In recent years, antibodies have risen to become the top-selling drugs in the pharmaceutical market, used to treat patients with everything from cancer to autoimmune conditions. The downside, however, is that the process of manufacturing antibody drugs is extremely expensive.
Pharmaceutical manufacturers mass-produce these biologics using large cell culture vats containing Chinese hamster ovary (CHO) cells. These genetically engineered hamster cells divide quickly and flourish in these carefully controlled laboratory conditions, churning out antibody proteins that are subsequently purified as treatments. Keeping CHO cell factories going is costly due to the specially-formulated cell culture media they require.

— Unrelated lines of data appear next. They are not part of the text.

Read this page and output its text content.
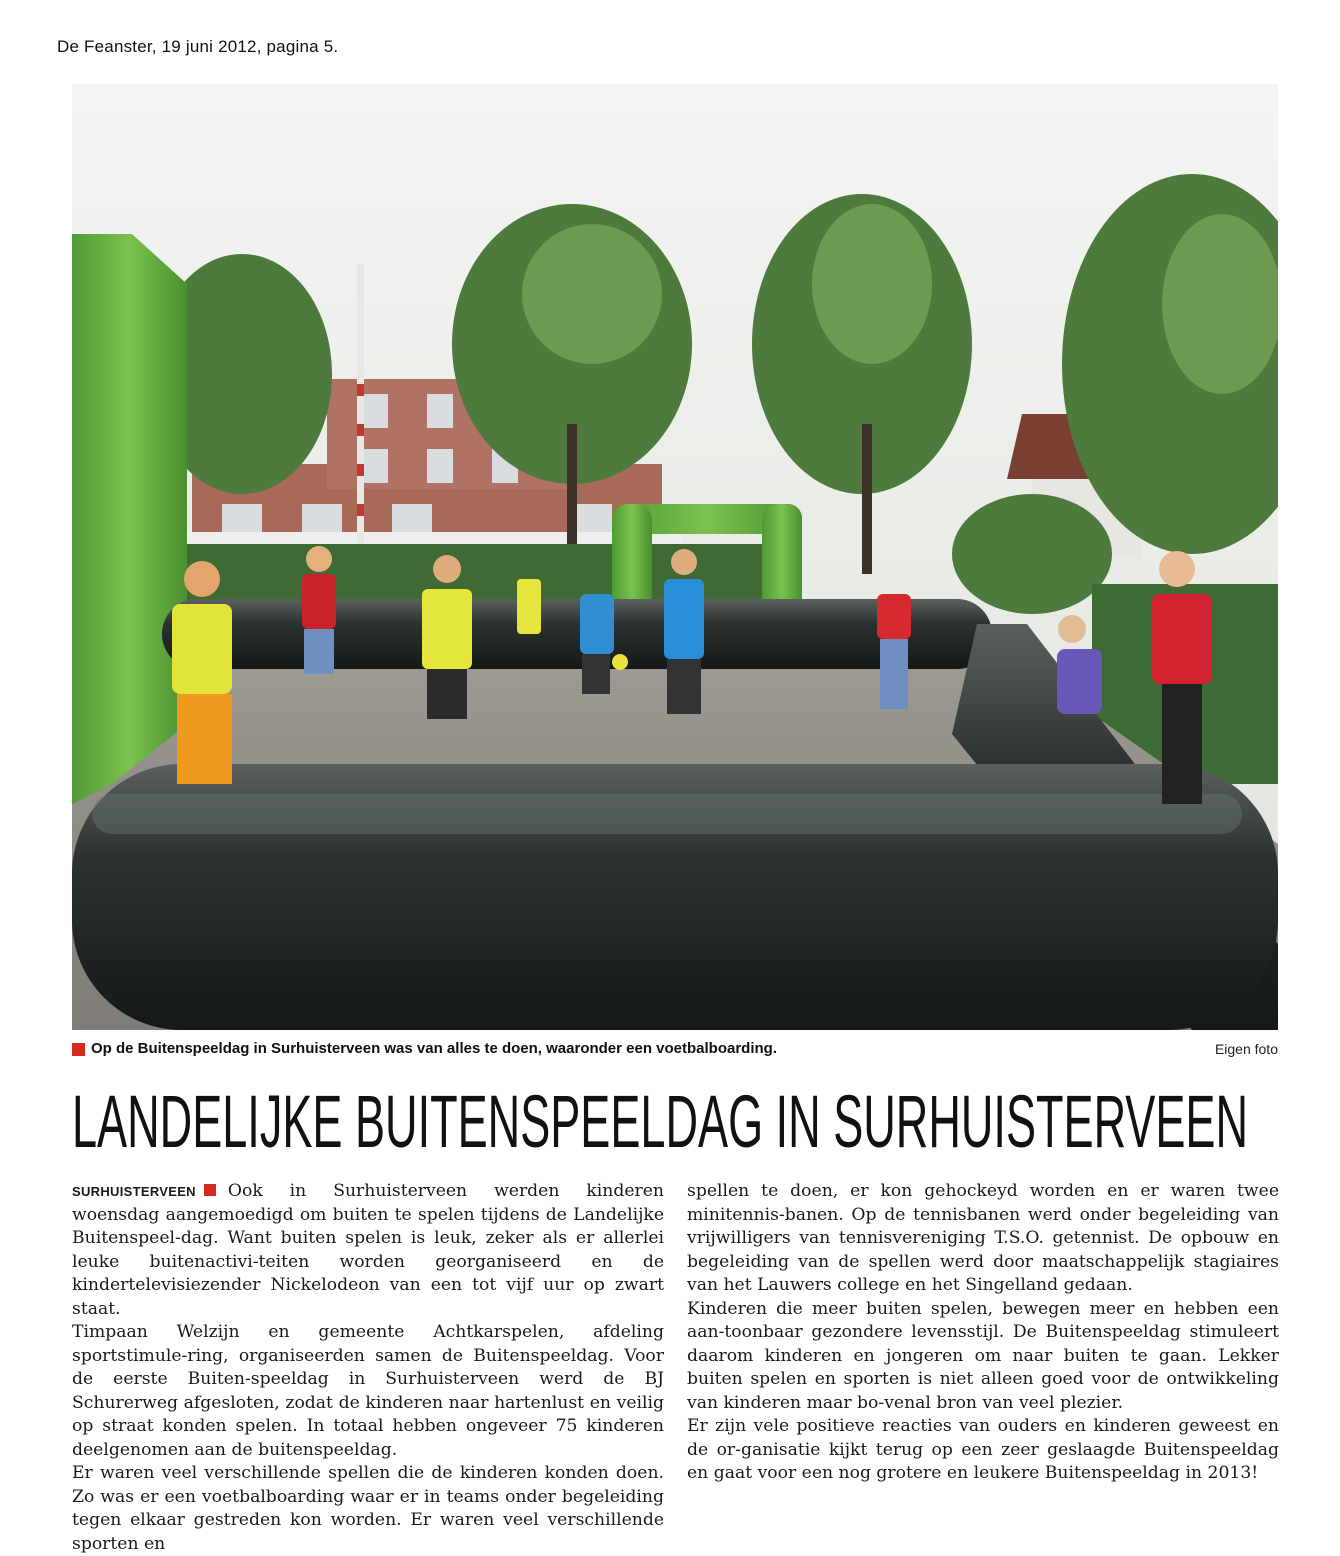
De Feanster, 19 juni 2012, pagina 5.
Op de Buitenspeeldag in Surhuisterveen was van alles te doen, waaronder een voetbalboarding.	Eigen foto
LANDELIJKE BUITENSPEELDAG IN SURHUISTERVEEN

SURHUISTERVEEN Ook in Surhuisterveen werden kinderen woensdag aangemoedigd om buiten te spelen tijdens de Landelijke Buitenspeel-dag. Want buiten spelen is leuk, zeker als er allerlei leuke buitenactivi-teiten worden georganiseerd en de kindertelevisiezender Nickelodeon van een tot vijf uur op zwart staat.

Timpaan Welzijn en gemeente Achtkarspelen, afdeling sportstimule-ring, organiseerden samen de Buitenspeeldag. Voor de eerste Buiten-speeldag in Surhuisterveen werd de BJ Schurerweg afgesloten, zodat de kinderen naar hartenlust en veilig op straat konden spelen. In totaal hebben ongeveer 75 kinderen deelgenomen aan de buitenspeeldag.

Er waren veel verschillende spellen die de kinderen konden doen. Zo was er een voetbalboarding waar er in teams onder begeleiding tegen elkaar gestreden kon worden. Er waren veel verschillende sporten en

spellen te doen, er kon gehockeyd worden en er waren twee minitennis-banen. Op de tennisbanen werd onder begeleiding van vrijwilligers van tennisvereniging T.S.O. getennist. De opbouw en begeleiding van de spellen werd door maatschappelijk stagiaires van het Lauwers college en het Singelland gedaan.

Kinderen die meer buiten spelen, bewegen meer en hebben een aan-toonbaar gezondere levensstijl. De Buitenspeeldag stimuleert daarom kinderen en jongeren om naar buiten te gaan. Lekker buiten spelen en sporten is niet alleen goed voor de ontwikkeling van kinderen maar bo-venal bron van veel plezier.

Er zijn vele positieve reacties van ouders en kinderen geweest en de or-ganisatie kijkt terug op een zeer geslaagde Buitenspeeldag en gaat voor een nog grotere en leukere Buitenspeeldag in 2013!
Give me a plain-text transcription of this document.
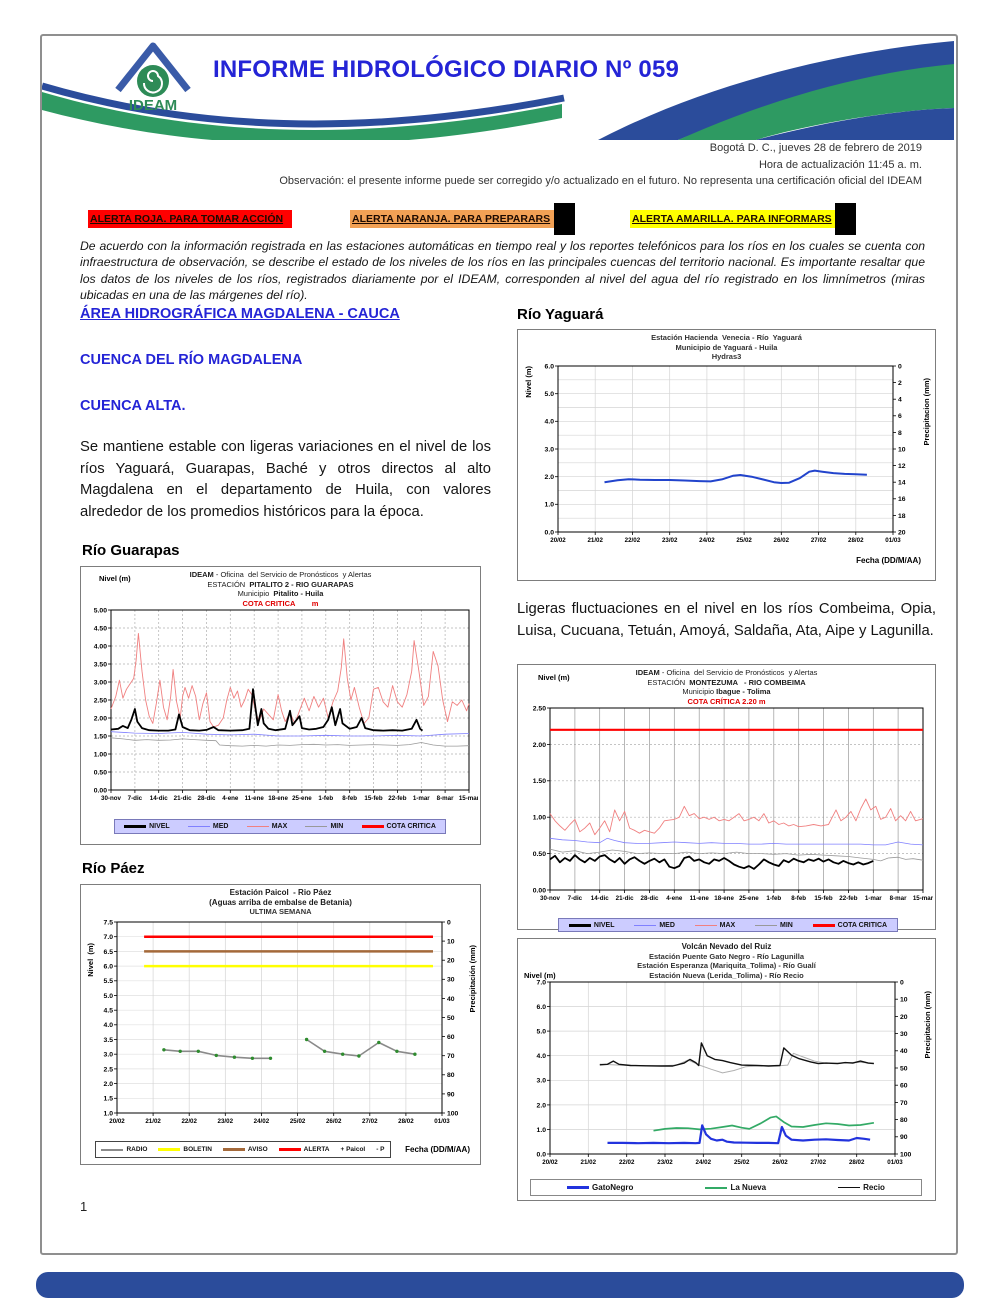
IDEAM
INFORME HIDROLÓGICO DIARIO Nº 059
Bogotá D. C., jueves 28 de febrero de 2019
Hora de actualización 11:45 a. m.
Observación: el presente informe puede ser corregido y/o actualizado en el futuro. No representa una certificación oficial del IDEAM
ALERTA ROJA. PARA TOMAR ACCIÓN	ALERTA NARANJA. PARA PREPARARS	ALERTA AMARILLA. PARA INFORMARS
De acuerdo con la información registrada en las estaciones automáticas en tiempo real y los reportes telefónicos para los ríos en los cuales se cuenta con infraestructura de observación, se describe el estado de los niveles de los ríos en las principales cuencas del territorio nacional. Es importante resaltar que los datos de los niveles de los ríos, registrados diariamente por el IDEAM, corresponden al nivel del agua del río registrado en los limnímetros (miras ubicadas en una de las márgenes del río).
ÁREA HIDROGRÁFICA MAGDALENA - CAUCA
CUENCA DEL RÍO MAGDALENA
CUENCA ALTA.
Se mantiene estable con ligeras variaciones en el nivel de los ríos Yaguará, Guarapas, Baché y otros directos al alto Magdalena en el departamento de Huila, con valores alrededor de los promedios históricos para la época.
Río Guarapas
IDEAM - Oficina  del Servicio de Pronósticos  y Alertas
ESTACIÓN  PITALITO 2 - RIO GUARAPAS
Municipio  Pitalito - Huila
COTA CRITICA        m
0.00
0.50
1.00
1.50
2.00
2.50
3.00
3.50
4.00
4.50
5.00
30-nov 7-dic 14-dic 21-dic 28-dic 4-ene 11-ene 18-ene 25-ene 1-feb 8-feb 15-feb 22-feb 1-mar 8-mar 15-mar
Nivel (m)
NIVEL	MED	MAX	MIN	COTA CRITICA
Río Páez
Estación Paicol  - Rio Páez
(Aguas arriba de embalse de Betania)
ULTIMA SEMANA
1.0
1.5
2.0
2.5
3.0
3.5
4.0
4.5
5.0
5.5
6.0
6.5
7.0
7.5	0
10
20
30
40
50
60
70
80
90
100
20/02	21/02	22/02	23/02	24/02	25/02	26/02	27/02	28/02	01/03
Nivel  (m)	Precipitación (mm)
Fecha (DD/M/AA)
RADIO	BOLETIN	AVISO	ALERTA + Paicol - P
1
Río Yaguará
Estación Hacienda  Venecia - Río  Yaguará
Municipio de Yaguará - Huila
Hydras3
0.0
1.0
2.0
3.0
4.0
5.0
6.0	0
2
4
6
8
10
12
14
16
18
20
20/02	21/02	22/02	23/02	24/02	25/02	26/02	27/02	28/02	01/03
Nivel (m)	Precipitacion (mm)
Fecha (DD/M/AA)
Ligeras fluctuaciones en el nivel en los ríos Combeima, Opia, Luisa, Cucuana, Tetuán, Amoyá, Saldaña, Ata, Aipe y Lagunilla.
IDEAM - Oficina  del Servicio de Pronósticos  y Alertas
ESTACIÓN  MONTEZUMA   - RIO COMBEIMA
Municipio Ibague - Tolima
COTA CRÍTICA 2.20 m
0.00
0.50
1.00
1.50
2.00
2.50
30-nov 7-dic 14-dic 21-dic 28-dic 4-ene 11-ene 18-ene 25-ene 1-feb 8-feb 15-feb 22-feb 1-mar 8-mar 15-mar
Nivel (m)
NIVEL	MED	MAX	MIN	COTA CRITICA
Volcán Nevado del Ruiz
Estación Puente Gato Negro - Río Lagunilla
Estación Esperanza (Mariquita_Tolima) - Río Gualí
Estación Nueva (Lerida_Tolima) - Río Recio
0.0
1.0
2.0
3.0
4.0
5.0
6.0
7.0	0
10
20
30
40
50
60
70
80
90
100
20/02	21/02	22/02	23/02	24/02	25/02	26/02	27/02	28/02	01/03
Nivel (m)
Precipitacion (mm)
GatoNegro	La Nueva	Recio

Now, a research and industry collaboration has identified a way of turbocharging CHO cells to ramp up their antibody production, slashing drug production costs. Scientists at the Bioprocessing Technology Institute screened a library of nearly 3,000 small interfering RNAs (or siRNAs), short sequences of RNA that can regulate the expression of genes in cells. They discovered four gene targets that influenced antibody production levels in CHO cells, one of which was Cyp1a2.
Using CRISPR-Cas9 technology, the scientists then snipped out these genes and observed exciting changes in the resulting engineered CHO cells: they produced about 1.7 times more antibodies than the unaltered cells. The researchers hypothesize that future work to screen more siRNA libraries will reveal even more potential drug targets that could further boost biotherapeutic manufacturing outputs.